John M. Lee: Real Estate Market in Review
The 2007 real estate year will be remembered for the subprime mortgage meltdown and dealing with the aftermath results.
In San Francisco, we have been fortunate in that we have not experienced the effects as dramatically as in outlying areas. This year actually started off pretty good with not much inventory on the market and properties garnering multiple offers in the spring. The San Francisco market started to slow in the summer and properties for sale started to increase.
Currently, the market is in its normal holiday cycle, with fewer properties on the market and fewer buyers looking to purchase.
The peak of the last real estate cycle actually occurred in 2005, with 2006 being a transition year with lower numbers of sales but higher average and median sales prices. When the San Francisco numbers for 2007 are finally in, you will probably see about a 15 to 20 percent decrease in the total number of sales, and a very small increase in prices.
So what happened this year? The year started with enthusiasm as it always does. There was some pent-up demand from 2006 and not enough inventory to satisfy it, so early in the year people were competing for the same inventory, resulting in multiple offers and higher asking prices.
But, even though all the markets around us were falling apart because of the subprime mortgage problem, it did not seem to affect our market.

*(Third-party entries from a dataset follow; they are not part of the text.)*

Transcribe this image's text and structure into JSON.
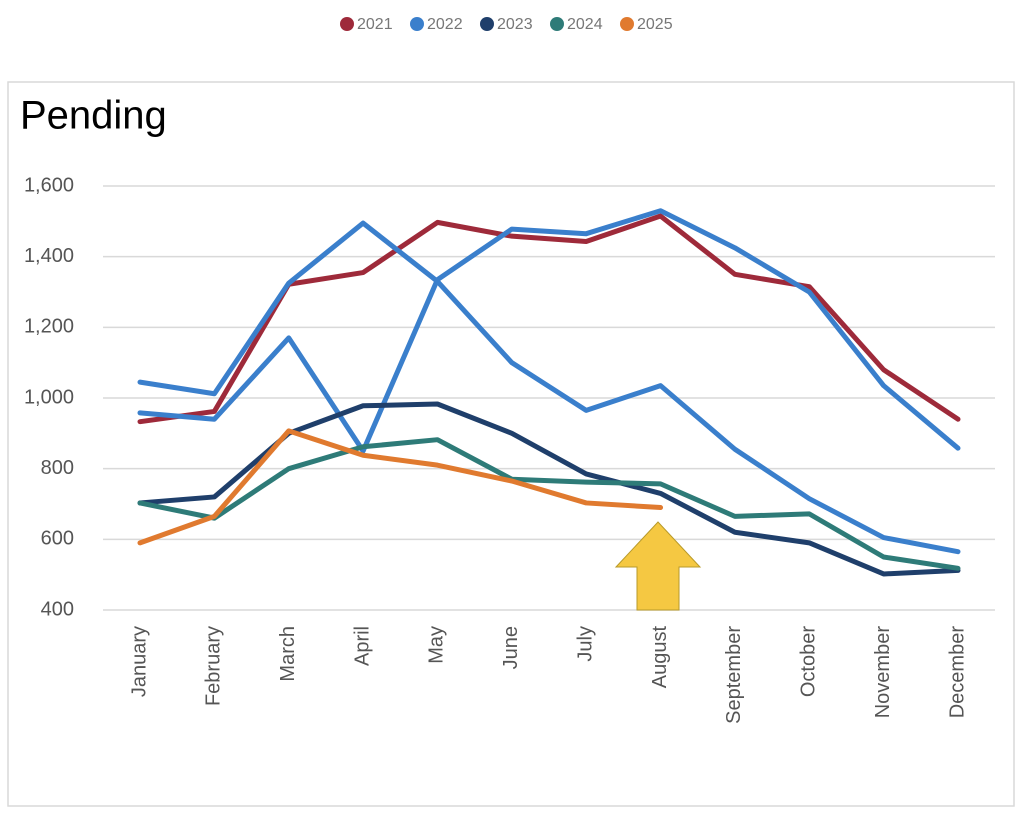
{
  "chart_data": {
    "type": "line",
    "title": "Pending",
    "categories": [
      "January",
      "February",
      "March",
      "April",
      "May",
      "June",
      "July",
      "August",
      "September",
      "October",
      "November",
      "December"
    ],
    "series": [
      {
        "name": "2021",
        "color": "#9e2a3a",
        "values": [
          933,
          962,
          1322,
          1355,
          1497,
          1458,
          1443,
          1515,
          1350,
          1315,
          1080,
          940
        ]
      },
      {
        "name": "2022",
        "color": "#3a7fcc",
        "values": [
          958,
          940,
          1170,
          850,
          1335,
          1478,
          1465,
          1530,
          1425,
          1300,
          1035,
          858
        ]
      },
      {
        "name": "2023",
        "color": "#1f3f6b",
        "values": [
          703,
          720,
          900,
          978,
          983,
          900,
          785,
          730,
          620,
          590,
          502,
          512
        ]
      },
      {
        "name": "2024",
        "color": "#2e7b78",
        "values": [
          703,
          660,
          800,
          862,
          882,
          770,
          762,
          757,
          665,
          672,
          550,
          518
        ]
      },
      {
        "name": "2025",
        "color": "#e07a2f",
        "values": [
          590,
          665,
          907,
          838,
          810,
          765,
          703,
          690,
          null,
          null,
          null,
          null
        ]
      },
      {
        "color": "#3a7fcc",
        "values": [
          1045,
          1012,
          1325,
          1495,
          1330,
          1100,
          965,
          1035,
          855,
          715,
          605,
          565
        ]
      }
    ],
    "ylim": [
      400,
      1600
    ],
    "yticks": [
      400,
      600,
      800,
      {
        "value": 1000,
        "label": "1,000"
      },
      {
        "value": 1200,
        "label": "1,200"
      },
      {
        "value": 1400,
        "label": "1,400"
      },
      {
        "value": 1600,
        "label": "1,600"
      }
    ],
    "grid": true
  }
}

Subprime mortgages are loans taken out by borrowers who oftentimes do not have stellar credit. They are made at higher interest rates to people who can not qualify for the best loan rates. When interest rates adjust upward, or when the economy turns downward, or when the borrowers loses his or her job, or if property values go down, the risk for default on these loans becomes much higher.
In the past few years, there were many lenders who specialized in these types of loans. Because credit was easy to obtain, buyers took the loans, which helped drive the market upward.
Fortunately for San Francisco, most of the loans were in the lower-priced surrounding areas, so defaults have not hurt San Francisco as hard as other locales. The same story rang true everywhere - the priciest markets were not affected as much as the first-time homebuyer's market.
It seemed like the economy was doing OK and the people with money still had money and were making more money, so the high-end market was booming and that is what is helping boost average and median prices for 2007. The market started to slow in the summer, a trend that has been continuing since then. But the market has not stopped.
Properties in nice areas and in good condition are still in great demand, oftentimes selling with multiple offers and higher than asking prices. The ones that do not sell are either in poor locations or have some other defects. Those properties linger on the market, with some eventually being sold at reduced prices or being pulled off the market.
What is in store for 2008? We are in the second year of our down to flat real estate cycle. Generally, in years past our down cycles would last about four to five years with price depreciation being the largest during the first two to three years and then going flat for the remainder of the term.
Logically, this makes sense as the market is currently working through the problem homes funded with subprime loans. Homeowners who want to sell but who can afford to hold onto their homes are just doing that, waiting until prices get better before selling. After the homes with subprime issues go away, prices will go up rapidly again to the prices of a few years ago.
So, I think 2008 will be a flat or slightly down year for prices. This will present some nice buying opportunities for people who have been sitting on the sidelines. The market is not as bad as the early '90s, when we were heading into a recession, and I don't believe it will get that bad.
The interest rate is still fairly low and we have a presidential election year, so our incumbent president will do all he can to keep our economy strong, including efforts to revitalize our real estate market.
I enjoyed speaking to many of you this year and thank you for reading my column and supporting my business. Best wishes for a great holiday season and a prosperous 2008!